For me, Patagonia is one of the most beautiful places on the planet, and living there is a rich source of inspiration for my cooking. It brings out the best of me, and I love the atmosphere in which we work and live together as a team. That there are many extraordinary local ingredients and unique flavours to play with.
The logistics were challenging at the opening of the hotel, we were just starting out and had to learn lessons along the way. The challenges were always to seek excellence, with discipline and teamwork, and we achieved a lot as a team.
Then you went to work in Africa, what motivated you to make this move and what did you do there?
Yes, since working during the opening of Awasi Patagonia, I hace spent some years working in a lodge in the Virunga National Park in the Democratic Republic of Congo. It was an incredible experience, and one that came about through a colleague at Awasi.
Kangaroo, one of the Awasi Patagonia guides (an Australian hence his nickname), was guide to Mr Buffet during his stay at Awasi Patagonia. They stayed in touch, and Mr Buffet offered him the opportunity to manage one of the lodges in Virunga National Park in Democratic Republic of Congo (the oldest park in Africa). Kangaroo called me one day and put me in touch with someone from the team who offered me the job of chef to the whole park, 6 kitchens in total, located in the mountains where part of the last mountain gorillas live in the world, at the summit of the Nyiragongo volcano (the volcano with the largest active lava lake and the most dangerous volcano on the planet).
An unmissable experience
I trained cooks, helping them to create menus, and together we made them feel proud of who they are and where they come from through the food. Two of them were sent to Tenerife for an internship thanks to a campaign that we launched to raise funds for the trip.

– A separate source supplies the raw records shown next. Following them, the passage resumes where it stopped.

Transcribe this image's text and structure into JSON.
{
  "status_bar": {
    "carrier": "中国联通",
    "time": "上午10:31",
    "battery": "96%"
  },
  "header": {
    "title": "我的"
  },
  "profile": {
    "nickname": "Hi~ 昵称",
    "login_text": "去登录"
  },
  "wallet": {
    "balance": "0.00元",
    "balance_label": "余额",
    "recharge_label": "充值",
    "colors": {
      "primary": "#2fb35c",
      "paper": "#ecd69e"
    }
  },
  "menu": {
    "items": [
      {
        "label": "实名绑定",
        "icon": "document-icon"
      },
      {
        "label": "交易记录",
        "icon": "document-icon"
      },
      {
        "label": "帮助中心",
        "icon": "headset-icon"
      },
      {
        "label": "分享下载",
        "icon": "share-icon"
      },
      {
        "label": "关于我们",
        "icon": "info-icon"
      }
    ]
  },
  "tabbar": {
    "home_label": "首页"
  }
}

Tell me a little about how these years in the Congo have influenced you personally and professionally.
It changed my life completely, on a personal level I learned to value the simplest things in life, to live every day as if it were the last, I met many wonderful people and still try to help as much as I can with campaigns, for example, to sponsor a Congolese child with his annual tuition fees.
I learned a huge amount from this culture, like how to make more use of the ingredients. I also learned the Swahili language; I learned to be stronger, to face my fears with the same value with which I face the day to day, to realise that I can cook wherever I am and with any ingredients.
I learned that there are no limits when we do what we love.
You are about to begin a new season at Awasi Patagonia, what do you hope to bring to the culinary offering?
Use of local raw materials, fresh and seasonal, top-of-the-line Chilean cheeses and charcuterie, Slow Food Chile Taste Ark products (which aim to give more value to little known ingredients), many vegetables and foraged ingredients such as mushrooms, flowers and edible herbs, regional meats, sustainable and fresh fish. The goal is to serve food that is beautifully and ethically produced with a lot of taste and use of preserves, pickles and everything that represents the place where we find ourselves. We will create unforgettable memories for every guest that passes through Awasi Patagonia.
What are your favourite dishes to prepare for your loved ones? A Vilu specialty that your friends ask for?
Mushrooms, especially the morchella variety, stuffed potatoes. In general, I love to cook whatever fresh ingredients I have at hand and what produce is at its best in the place where I am.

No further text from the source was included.